Still at the college, but this time chairing the college’s Technology Committee (no one else wants the job). I take notes directly on the agenda using the inking tools of Microsoft Word, and then convert the notes into text and paste them into emailed minutes available only hours after the meeting ends. Several administrators and faculty ask me detailed questions about the tablet after the meeting. (One technology-oriented administrator bought my Sony UX).
My take: Both the administrators and faculty, as educators and professionals, are a natural market as explained in the preceding scenarios.
I’m at my brother’s home. He’s a plastic surgeon so obviously he’s a bright guy with a scientific mind. But like many, he’s a bit overwhelmed by the complexity of computers generally. So when I mention a Tablet PC, he listens politely but inwardly probably rolls his eyes. However, when I explain how the Tablet PC can be used by health care professionals, being a bright and perceptive guy, his ears perk up at the possibilities.
My take: Health care also is part of Motion Computing’s target market. But the fact that my brother is somewhat computer-phobic is reflective that the average computer user often is overwhelmed, and understandably so, by the complexity of computers.
Back at the law firm, as the ENA (Evil Network Administrator). I am extolling the usefulness of the Tablet PC in the practice of law to the managing partner, who I’ll call Jim, mostly because his first name is Jim. Jim is a highly intelligent guy, but skeptical about whether the benefits of technology justify its often considerable cost. ,Jim patiently listens to my sermon and then responds: “Jeff, I’m sure you use the Tablet PC very effectively. But most of the firm’s attorneys aren’t into technology like you. I’m not sure they would get that much use out of a laptop, much less a Tablet PC.”

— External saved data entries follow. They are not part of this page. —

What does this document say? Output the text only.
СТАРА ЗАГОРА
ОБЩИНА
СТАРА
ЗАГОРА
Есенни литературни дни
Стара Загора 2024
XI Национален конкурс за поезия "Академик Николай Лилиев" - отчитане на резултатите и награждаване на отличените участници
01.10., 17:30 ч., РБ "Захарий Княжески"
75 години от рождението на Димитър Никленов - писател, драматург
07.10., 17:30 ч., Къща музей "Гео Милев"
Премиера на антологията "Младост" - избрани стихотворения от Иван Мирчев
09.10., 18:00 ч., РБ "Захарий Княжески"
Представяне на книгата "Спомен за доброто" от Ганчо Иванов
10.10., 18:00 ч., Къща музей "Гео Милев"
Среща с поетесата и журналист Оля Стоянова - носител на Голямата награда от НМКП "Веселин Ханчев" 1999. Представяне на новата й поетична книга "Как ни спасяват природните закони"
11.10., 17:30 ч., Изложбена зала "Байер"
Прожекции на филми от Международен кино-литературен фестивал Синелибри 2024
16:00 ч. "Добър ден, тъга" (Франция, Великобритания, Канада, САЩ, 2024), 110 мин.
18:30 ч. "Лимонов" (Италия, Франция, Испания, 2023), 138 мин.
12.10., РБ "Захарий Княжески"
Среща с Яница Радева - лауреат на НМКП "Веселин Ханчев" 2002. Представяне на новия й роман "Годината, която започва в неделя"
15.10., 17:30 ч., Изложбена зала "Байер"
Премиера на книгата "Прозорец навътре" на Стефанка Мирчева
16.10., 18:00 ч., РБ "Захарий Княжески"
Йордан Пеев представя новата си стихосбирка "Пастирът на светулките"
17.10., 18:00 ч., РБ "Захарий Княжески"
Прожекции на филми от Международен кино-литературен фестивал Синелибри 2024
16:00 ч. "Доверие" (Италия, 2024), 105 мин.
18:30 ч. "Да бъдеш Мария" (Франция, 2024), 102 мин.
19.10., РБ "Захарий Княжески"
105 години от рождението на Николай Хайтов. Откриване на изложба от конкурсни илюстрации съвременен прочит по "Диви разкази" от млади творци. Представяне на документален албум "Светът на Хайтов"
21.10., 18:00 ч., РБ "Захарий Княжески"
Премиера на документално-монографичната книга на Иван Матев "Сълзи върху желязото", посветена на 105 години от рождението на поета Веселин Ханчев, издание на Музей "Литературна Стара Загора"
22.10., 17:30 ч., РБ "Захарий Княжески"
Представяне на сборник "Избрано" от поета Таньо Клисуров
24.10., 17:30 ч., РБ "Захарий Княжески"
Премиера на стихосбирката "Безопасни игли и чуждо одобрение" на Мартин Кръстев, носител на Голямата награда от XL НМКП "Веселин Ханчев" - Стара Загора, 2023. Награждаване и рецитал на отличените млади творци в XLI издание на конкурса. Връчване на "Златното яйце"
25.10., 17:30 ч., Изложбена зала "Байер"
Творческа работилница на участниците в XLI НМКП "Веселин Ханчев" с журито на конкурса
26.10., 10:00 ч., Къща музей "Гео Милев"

My take: Unfortunately, Jim has a point. Many of the attorneys use a laptop at best for email and light word processing when out of the office. I also often hear an attorney say they don’t have the time for the training required to do more with the laptop. Yet, as Scenario 1 reflects, I suspect if they really understood the benefits, they might be willing to invest the time.
I’m not sure Tablet PCs will be successful in the general consumer market, at least so long as Tablet PCs command a price premium. But there are enough potential customers. Professionals, office workers, field workers, and students are natural markets for the Tablet PC. With the exception of students, these market categories often involve purchasers (professionals or corporate employers) who are willing and able to pay a premium if it is justified. Marketing needs to provide that justification. As several of the above scenarios reflect, the justification is quite real. But who’s going to effectively get out the word?
But marketing is not enough. The success of the Tablet PC may depend on the experience of the first adopters in a company or school If they use the Tablet PC only as a laptop, then their company or school’s adoption of the Tablet PC may stop with them. Unfortunately, using a Tablet PC as a Tablet PC is not always intuitive. The same may be said for Tablet PC software. Self-training (e.g. reading a manual) can be time-consuming and frustrating. Professional trainers cost money, and the benefit to a company of training is less tangible than, say, equipment they can purchase for the same cost.